Si le métrage s'égare dans des délires fantasmatiques pendant une
bonne heure, il n'en reste pas moins excessivement respectueux des
règles grammaticales de base, chaque séquence affichant son sujet,
son verbe et son complément, de peur de perdre l'attention d'un
public habitué à des montagnes russes plus diplomates. La longue
introduction (voiture, cabane, cave) en pâtit dans les limites du
raisonnable, l'avant-gardisme de la mise en scène submergeant systématiquement
la structure narrative ultra conventionnelle.
Entre
des travellings fulgurants à travers la forêt, des panoramiques
à 360 degrés, des multi-angularités décentrées et autres figures
qui n'ont pas encore trouvé de qualificatif, Evil Dead trahit
un bonheur de filmer qui se retrouvera dans la quasi intégralité
de l'œuvre de Raimi. En cela, Evil Dead 2 restera sans doute
la démonstration la plus aboutie de son style, véritable rollercoaster
ininterrompu où les quelques cellules graisseuses du premier opus
laissent définitivement place à la viande. Il suffit de visionner
l'ouverture, exposition concise des personnages et de l'intrigue
en une dizaine de plans, pour prendre conscience des buts que s'est
fixé le cinéma de Sam : aller droit à l'essentiel, imposer chaque
scène et chaque plan comme une pièce inaltérable et inamovible d'un
puzzle. Si vous n'êtes pas convaincu de la légitimité de ce parti
pris artistique, occasion rêvée d'accumuler les cauchemars les plus
décalés, les gags les plus irrévérencieux ou les fantasmes adolescents
à un rythme effréné, on vous conseillera de jeter un coup d'œil
aux descendants de Evil Dead 2, Le Couvent (Mike Mendes,
2001) en tête, sympathique série B horrifique parasitée par un fond
abyssal, un montage incohérent et des dialogues essentiellement
destinés à rallonger la durée du produit.
Darkman
et Mort ou vif prolongeront la claque esthétique d'Evil
Dead 2 au-delà de toute espérance, enterrant une fois pour toutes
le désastre de L'Armée des ténèbres (Evil Dead 3), où Raimi,
handicapé par les pressions de Dino DeLaurentiis, ruinait systématiquement
ses envolées les plus prometteuses. Aucun de tous les films suscités
ne remportera le succès escompté. Frustré de n'avoir encore goûté
à une reconnaissance critique digne de celle de ses amis Joel et
Ethan Coen, Raimi sortira en 1998 de quatre longues années de méditation.
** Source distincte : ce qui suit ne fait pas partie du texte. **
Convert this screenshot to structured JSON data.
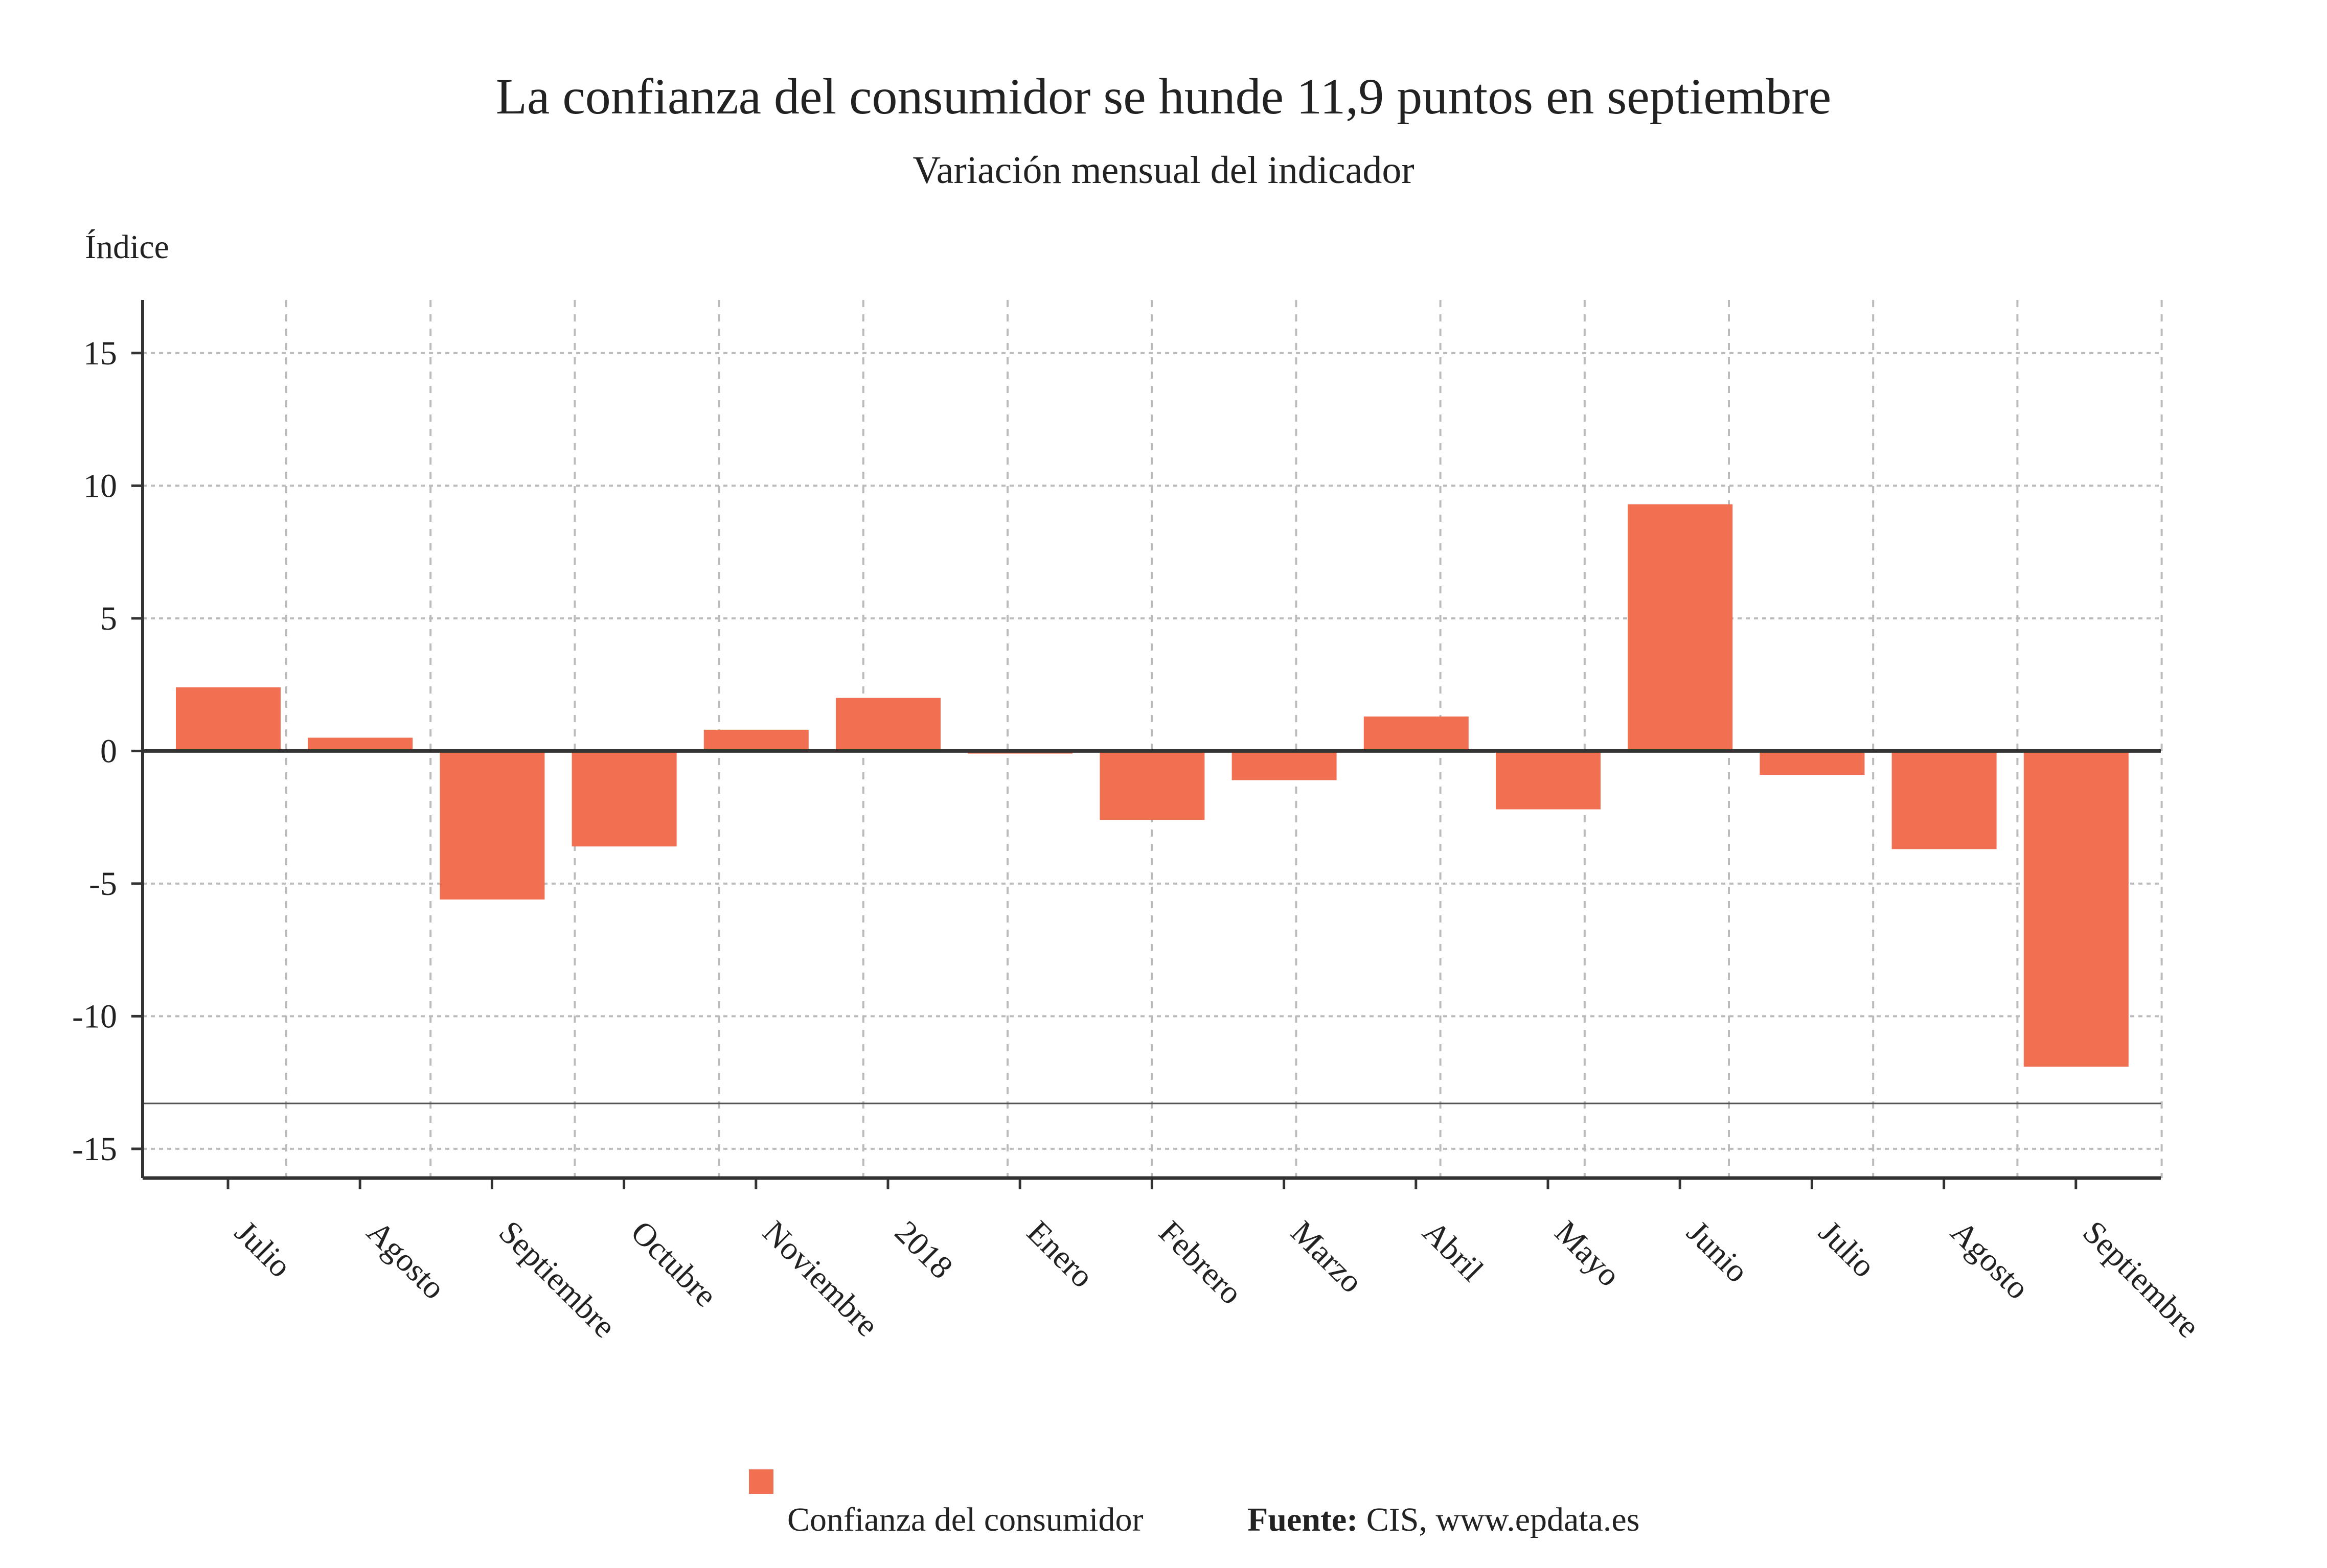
{
  "chart_data": {
    "type": "bar",
    "title": "La confianza del consumidor se hunde 11,9 puntos en septiembre",
    "subtitle": "Variación mensual del indicador",
    "ylabel": "Índice",
    "xlabel": "",
    "categories": [
      "Julio",
      "Agosto",
      "Septiembre",
      "Octubre",
      "Noviembre",
      "2018",
      "Enero",
      "Febrero",
      "Marzo",
      "Abril",
      "Mayo",
      "Junio",
      "Julio",
      "Agosto",
      "Septiembre"
    ],
    "series": [
      {
        "name": "Confianza del consumidor",
        "color": "#f17052",
        "values": [
          2.4,
          0.5,
          -5.6,
          -3.6,
          0.8,
          2.0,
          -0.1,
          -2.6,
          -1.1,
          1.3,
          -2.2,
          9.3,
          -0.9,
          -3.7,
          -11.9
        ]
      }
    ],
    "yticks": [
      "15",
      "10",
      "5",
      "0",
      "-5",
      "-10",
      "-15"
    ],
    "ylim": [
      -16.1,
      17
    ],
    "grid": true,
    "legend_position": "bottom"
  },
  "source": {
    "label": "Fuente:",
    "text": " CIS, www.epdata.es"
  }
}
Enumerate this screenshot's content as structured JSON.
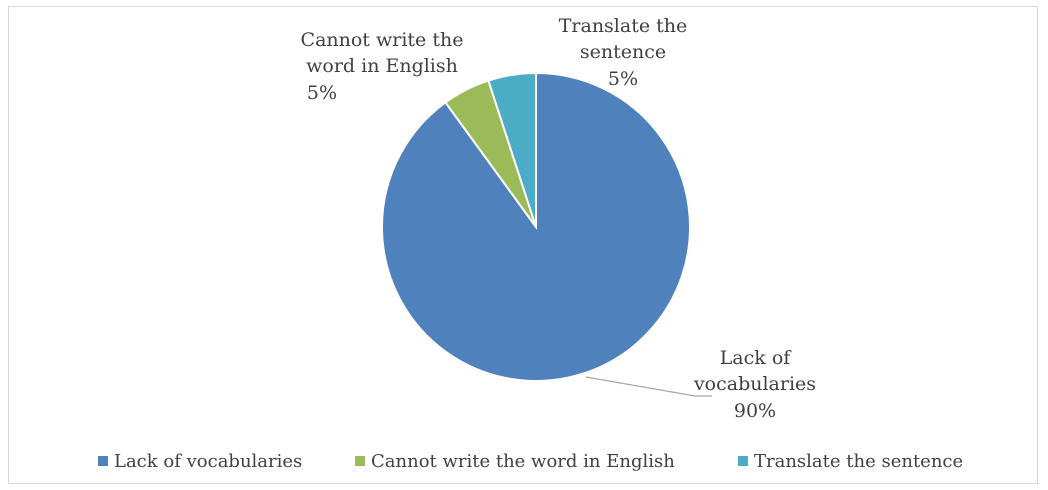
{
  "chart_data": {
    "type": "pie",
    "title": "",
    "legend_position": "bottom",
    "series": [
      {
        "values": [
          90,
          5,
          5
        ]
      }
    ],
    "categories": [
      "Lack of vocabularies",
      "Cannot write the word in English",
      "Translate the sentence"
    ],
    "slices": [
      {
        "label_lines": [
          "Lack of",
          "vocabularies"
        ],
        "value_text": "90%",
        "value": 90,
        "color": "#4f81bd"
      },
      {
        "label_lines": [
          "Cannot write the",
          "word in English"
        ],
        "value_text": "5%",
        "value": 5,
        "color": "#9bbb59"
      },
      {
        "label_lines": [
          "Translate the",
          "sentence"
        ],
        "value_text": "5%",
        "value": 5,
        "color": "#4bacc6"
      }
    ],
    "legend": [
      {
        "label": "Lack of vocabularies",
        "color": "#4f81bd"
      },
      {
        "label": "Cannot write the word in English",
        "color": "#9bbb59"
      },
      {
        "label": "Translate the sentence",
        "color": "#4bacc6"
      }
    ]
  }
}
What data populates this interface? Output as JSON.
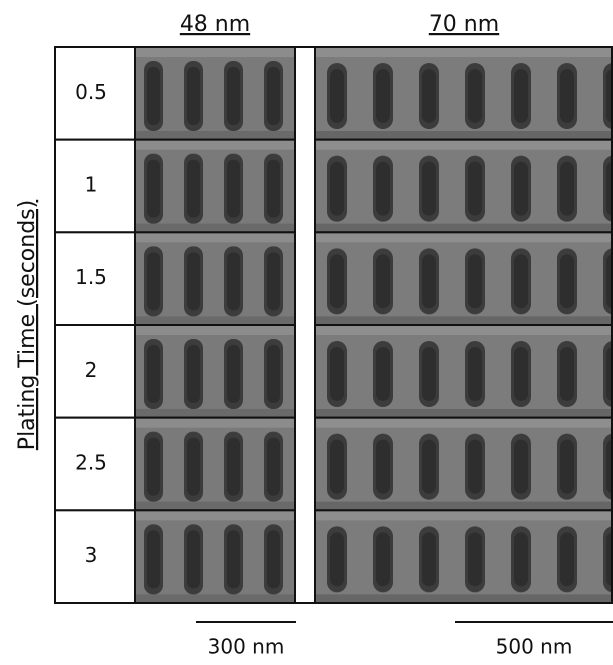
{
  "headers": [
    "48 nm",
    "70 nm"
  ],
  "axis_label": "Plating Time (seconds)",
  "rows": [
    "0.5",
    "1",
    "1.5",
    "2",
    "2.5",
    "3"
  ],
  "scale_bars": [
    "300 nm",
    "500 nm"
  ]
}
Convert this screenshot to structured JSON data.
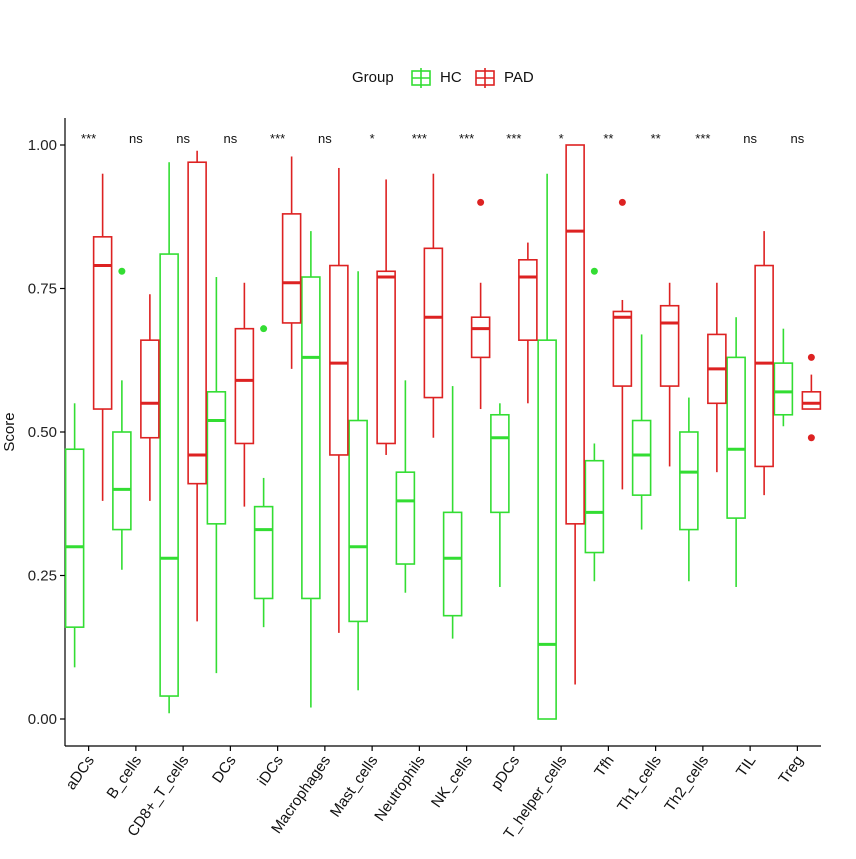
{
  "chart_data": {
    "type": "boxplot",
    "ylabel": "Score",
    "ylim": [
      -0.05,
      1.05
    ],
    "yticks": [
      0.0,
      0.25,
      0.5,
      0.75,
      1.0
    ],
    "ytick_labels": [
      "0.00",
      "0.25",
      "0.50",
      "0.75",
      "1.00"
    ],
    "grid": false,
    "legend": {
      "title": "Group",
      "placement": "top",
      "entries": [
        {
          "name": "HC",
          "color": "#33dd33"
        },
        {
          "name": "PAD",
          "color": "#dd2222"
        }
      ]
    },
    "categories": [
      "aDCs",
      "B_cells",
      "CD8+_T_cells",
      "DCs",
      "iDCs",
      "Macrophages",
      "Mast_cells",
      "Neutrophils",
      "NK_cells",
      "pDCs",
      "T_helper_cells",
      "Tfh",
      "Th1_cells",
      "Th2_cells",
      "TIL",
      "Treg"
    ],
    "significance": [
      "***",
      "ns",
      "ns",
      "ns",
      "***",
      "ns",
      "*",
      "***",
      "***",
      "***",
      "*",
      "**",
      "**",
      "***",
      "ns",
      "ns"
    ],
    "series": [
      {
        "name": "HC",
        "color": "#33dd33",
        "boxes": [
          {
            "min": 0.09,
            "q1": 0.16,
            "median": 0.3,
            "q3": 0.47,
            "max": 0.55,
            "outliers": []
          },
          {
            "min": 0.26,
            "q1": 0.33,
            "median": 0.4,
            "q3": 0.5,
            "max": 0.59,
            "outliers": [
              0.78
            ]
          },
          {
            "min": 0.01,
            "q1": 0.04,
            "median": 0.28,
            "q3": 0.81,
            "max": 0.97,
            "outliers": []
          },
          {
            "min": 0.08,
            "q1": 0.34,
            "median": 0.52,
            "q3": 0.57,
            "max": 0.77,
            "outliers": []
          },
          {
            "min": 0.16,
            "q1": 0.21,
            "median": 0.33,
            "q3": 0.37,
            "max": 0.42,
            "outliers": [
              0.68
            ]
          },
          {
            "min": 0.02,
            "q1": 0.21,
            "median": 0.63,
            "q3": 0.77,
            "max": 0.85,
            "outliers": []
          },
          {
            "min": 0.05,
            "q1": 0.17,
            "median": 0.3,
            "q3": 0.52,
            "max": 0.78,
            "outliers": []
          },
          {
            "min": 0.22,
            "q1": 0.27,
            "median": 0.38,
            "q3": 0.43,
            "max": 0.59,
            "outliers": []
          },
          {
            "min": 0.14,
            "q1": 0.18,
            "median": 0.28,
            "q3": 0.36,
            "max": 0.58,
            "outliers": []
          },
          {
            "min": 0.23,
            "q1": 0.36,
            "median": 0.49,
            "q3": 0.53,
            "max": 0.55,
            "outliers": []
          },
          {
            "min": 0.0,
            "q1": 0.0,
            "median": 0.13,
            "q3": 0.66,
            "max": 0.95,
            "outliers": []
          },
          {
            "min": 0.24,
            "q1": 0.29,
            "median": 0.36,
            "q3": 0.45,
            "max": 0.48,
            "outliers": [
              0.78
            ]
          },
          {
            "min": 0.33,
            "q1": 0.39,
            "median": 0.46,
            "q3": 0.52,
            "max": 0.67,
            "outliers": []
          },
          {
            "min": 0.24,
            "q1": 0.33,
            "median": 0.43,
            "q3": 0.5,
            "max": 0.56,
            "outliers": []
          },
          {
            "min": 0.23,
            "q1": 0.35,
            "median": 0.47,
            "q3": 0.63,
            "max": 0.7,
            "outliers": []
          },
          {
            "min": 0.51,
            "q1": 0.53,
            "median": 0.57,
            "q3": 0.62,
            "max": 0.68,
            "outliers": []
          }
        ]
      },
      {
        "name": "PAD",
        "color": "#dd2222",
        "boxes": [
          {
            "min": 0.38,
            "q1": 0.54,
            "median": 0.79,
            "q3": 0.84,
            "max": 0.95,
            "outliers": []
          },
          {
            "min": 0.38,
            "q1": 0.49,
            "median": 0.55,
            "q3": 0.66,
            "max": 0.74,
            "outliers": []
          },
          {
            "min": 0.17,
            "q1": 0.41,
            "median": 0.46,
            "q3": 0.97,
            "max": 0.99,
            "outliers": []
          },
          {
            "min": 0.37,
            "q1": 0.48,
            "median": 0.59,
            "q3": 0.68,
            "max": 0.76,
            "outliers": []
          },
          {
            "min": 0.61,
            "q1": 0.69,
            "median": 0.76,
            "q3": 0.88,
            "max": 0.98,
            "outliers": []
          },
          {
            "min": 0.15,
            "q1": 0.46,
            "median": 0.62,
            "q3": 0.79,
            "max": 0.96,
            "outliers": []
          },
          {
            "min": 0.46,
            "q1": 0.48,
            "median": 0.77,
            "q3": 0.78,
            "max": 0.94,
            "outliers": []
          },
          {
            "min": 0.49,
            "q1": 0.56,
            "median": 0.7,
            "q3": 0.82,
            "max": 0.95,
            "outliers": []
          },
          {
            "min": 0.54,
            "q1": 0.63,
            "median": 0.68,
            "q3": 0.7,
            "max": 0.76,
            "outliers": [
              0.9
            ]
          },
          {
            "min": 0.55,
            "q1": 0.66,
            "median": 0.77,
            "q3": 0.8,
            "max": 0.83,
            "outliers": []
          },
          {
            "min": 0.06,
            "q1": 0.34,
            "median": 0.85,
            "q3": 1.0,
            "max": 1.0,
            "outliers": []
          },
          {
            "min": 0.4,
            "q1": 0.58,
            "median": 0.7,
            "q3": 0.71,
            "max": 0.73,
            "outliers": [
              0.9
            ]
          },
          {
            "min": 0.44,
            "q1": 0.58,
            "median": 0.69,
            "q3": 0.72,
            "max": 0.76,
            "outliers": []
          },
          {
            "min": 0.43,
            "q1": 0.55,
            "median": 0.61,
            "q3": 0.67,
            "max": 0.76,
            "outliers": []
          },
          {
            "min": 0.39,
            "q1": 0.44,
            "median": 0.62,
            "q3": 0.79,
            "max": 0.85,
            "outliers": []
          },
          {
            "min": 0.54,
            "q1": 0.54,
            "median": 0.55,
            "q3": 0.57,
            "max": 0.6,
            "outliers": [
              0.63,
              0.49
            ]
          }
        ]
      }
    ]
  }
}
Si ses extravagances visuelles le font passer pour un adolescent
attardé, en tout cas indigne du statut d'auteur, peut-être lui faut-il
simplifier sa manière d'appréhender la mise en scène. Dont acte.
Œuvre humaine et profondément ancrée dans la tristesse et la solitude,
Un plan simple dévoile la nouvelle vision de Sam Raimi, cinéaste
"aujourd'hui" dévoué à la direction d'acteurs. Comme si Bruce Campbell,
Liam Neeson, Sharon Stone, Gene Hackman, Leonardo DiCaprio et Russell
Crowe n'avaient pas auparavant livré des interprétations exceptionnelles
devant l'objectif du réalisateur ! Quoi qu'il en soit, les cadrages
fixes (mais efficacement montés) d'Un plan simple contamineront
Pour l'amour du jeu et le formidable Intuitions, où,
pour la première fois, Raimi se livrera au monde avec une sincérité
déconcertante.
Le prisme dévoilé
Perçu
comme un whodunit classique, ce que le scénario est dans doute,
Intuitions explore l'existence d'une jeune veuve que des
prémonitions aident tout juste à gagner sa croûte et nourrir ses
trois enfants. Impossible de ne pas y voir le portrait de Raimi
par lui-même, cinéaste méprisé pour ses expérimentations cinématographiques
dont il ne peut se défaire (les scènes de visions du film sont volontairement
"evil deadesques") et marginalisé par un grand public encore trop
accroché aux conventions du divertissement standard. Le final d'Intuitions,
bouleversante acceptation de sa différence, ne pouvait que mener
Sam aux fulgurances de Spider-Man, synthèse de toutes les
appartenances culturelles de son cinéma.
Spider-Man
est déjà très drôle. Une constance chez Sam Raimi, qui fut bercé
très tôt par les comédies des Trois Stooges et les cartoons
de Tex Avery. Si Evil Dead 2 et Darkman comptaient
en leurs bobines quelques instants purement dédiés au "slapstick"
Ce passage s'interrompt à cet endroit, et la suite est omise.